Nick McHatton from TV Fanatic gave a 4.0 star rating out of 5, stating: "'The Other Side' sets its procedural story up as one large metaphor for the upcoming drama that is about to unfold. I just wish the killer kid story hadn't been used back-to-back. Thankfully, Pierce being the culprit isn't the main takeaway from the story – it's his genetics. Pierce is half Lowen, half Genio Innocuo, and, because of that, if he can't keep his emotions in check his violent side comes out. It's a light twist to what Renard is going through."

Shilo Adams from TV Overmind, wrote: "In the world of Grimm, knowledge is the type of leverage needed to survive. Nick had to learn quickly about the Wesen world in order to become a better Grimm, Hank's reaction to the news that Nick can see creatures as well was one of comfort, and Juliette has been trying to get her memory back in order to fully love her partner once again. With Monroe having to pick up information at the spice shop in Rosalee's absence, Renard continuing to obsess over Juliette with no end in sight, and Adalind attempting to get in good with the royal family to get vengeance for her mother, knowledge played a big part in 'The Other Side'."

Josie Campbell from TV.com wrote, "Up until the ending, 'The Other Side' was a great Wesen-of-the-week episode that did a nice job of balancing Adalind's plotting and mythology with cop-procedural action.
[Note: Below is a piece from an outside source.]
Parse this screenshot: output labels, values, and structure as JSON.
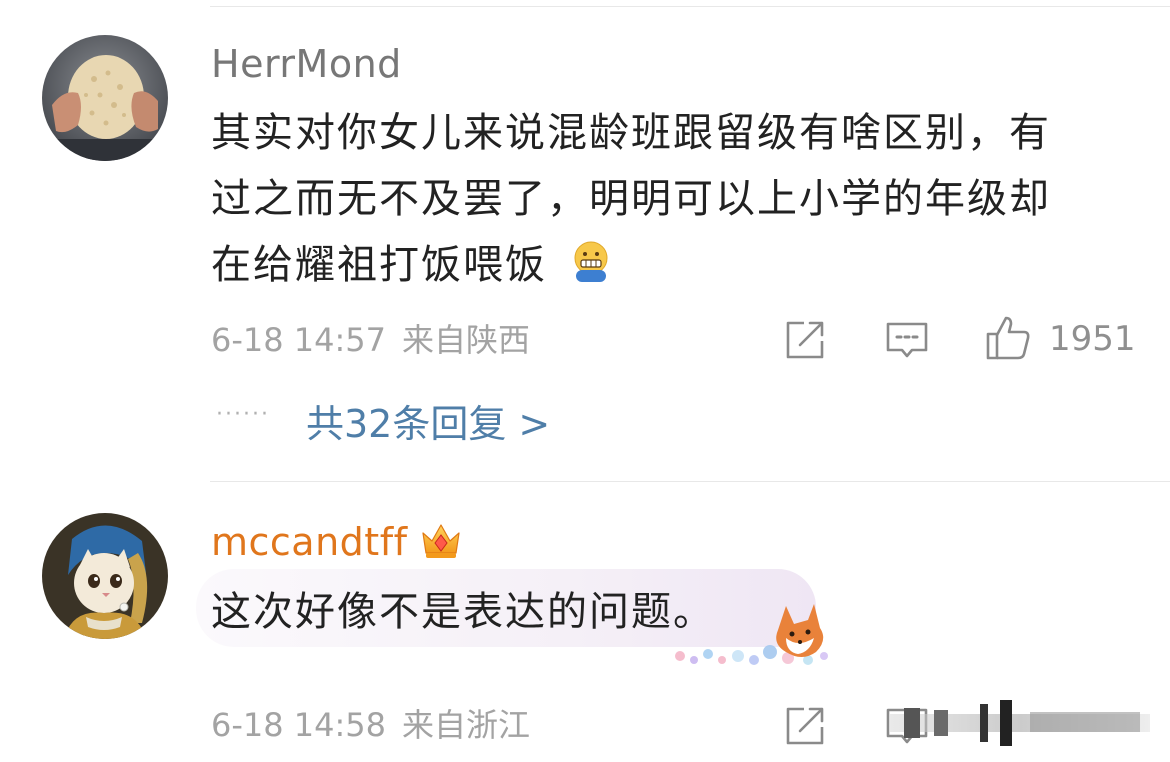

It was fun to see Monroe geek out about the spice shop and Hank get upset about the Grimms' bloody past. Plus Renard is such a strong character that I even liked the Juliette storyline. But Nick and Hank's cynical shrugging-off of a mentally unbalanced kid who desperately needed help not only felt out of character for both of them, it also destroyed the whole premise of Grimm — that Nick, despite being a Grimm, is still a good guy."